Rihanna
By Borys Kit and Kim Masters – The Hollywod Reporter
As Universal’s “Battleship” steams toward a start date this month, the pricey adaptation of the Hasbro board game is entering deep, treacherous waters. With a budget of $200 million or more and no major movie stars on board, the project is raising eyebrows among industry insiders who question whether this expensive gamble will pay off.
“It’s a big bet like many, many big bets from many studios,” Universal chairman Adam Fogelson acknowledged to THR. “We will be nowhere near the high point and nowhere near the low point of what people are spending.”

Taylor Kitsch
But several huge questions hover over “Battleship,” which begins filming in 15 days in Hawaii, that simply didn’t apply to other big-ticket movies.
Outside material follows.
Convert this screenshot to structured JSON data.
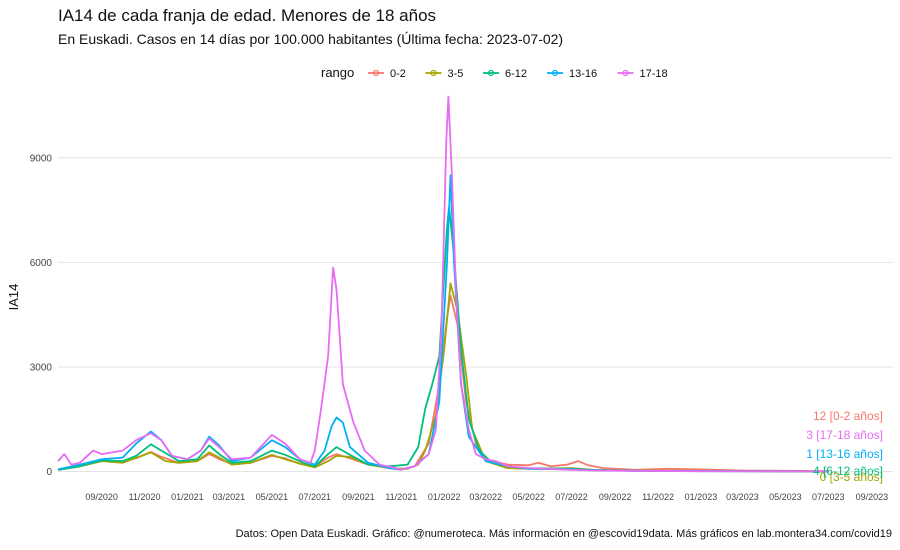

In “Battleship,” Universal has a director, Peter Berg, with some experience in action films, but he’s not a brand name in the genre. And the concept is based on a board game that has sold more than 100 million units and raked in $1 billion-plus. This comes at a time when some studio execs are questioning whether the public is tiring of the presold concepts to which Hollywood has been clinging.
By far the most significant entry from the relatively new regime of Fogelson and co-chairman Donna Langley, “Battleship” is based on the Hasbro game about naval strategy that’s been around since World War I. Berg has come up with a modern twist: making “Battleship” a movie about an alien invasion at sea.
Fogelson denied the project was ever in jeopardy and said the studio is firmly committed based on Berg’s vision for the film. Berg, whose previous movie was 2008′s “Hancock” for Sony, is the son of a naval historian, and he wrote a high school essay about how the Japanese could have won the Battle of Midway. He also directed the 2004 feature “Friday Night Lights” and 2007′s “The Kingdom,” both for Universal.
Fogelson maintains that “Battleship” doesn’t need a big star and in fact is well-cast. The topliners are Taylor Kitsch and Rihanna, making her feature debut.
“Taylor is on the short list of actors in this range,” Fogelson said. “Rihanna has no shortage of opportunities and choices.”
Fogelson is not worried about audiences warming to a movie based on a board game, either.
“You’re talking about a property that worldwide has more awareness than most, if not all, of Hasbro properties that preceded it,” he said. “Worldwide, more people have played Battleship than played with Transformers.” The first two films in the latter franchise have grossed more than $1.5 billion worldwide for the studio, and a third is shooting in Chicago.
Fogelson said Universal was careful in evaluating specific aspects of the game that would work for the film. “The game has not included a battle between Earth and alien forces,” he acknowledged, but he cited several aspects of it that will be reflected in the film.
“There’s the fact that you can’t see your opponent, the underlying emotional reasons behind who plays the game and how they play the game,” Fogelson said. “There’s absolutely a way within the story that’s been constructed here to take advantage of the game’s name and elements that will make the movie fun.”
One way Universal has kept “Battleship” from going over the brink was organizing the shoot in a way that keeps it on land as much as possible.
At this point, the plan calls for only five days of production on the water, with the remainder of the five-week shoot in Hawaii land-based. The rest of the sea action will be shot on soundstages in Baton Rouge, La., and the production will be CGI-heavy.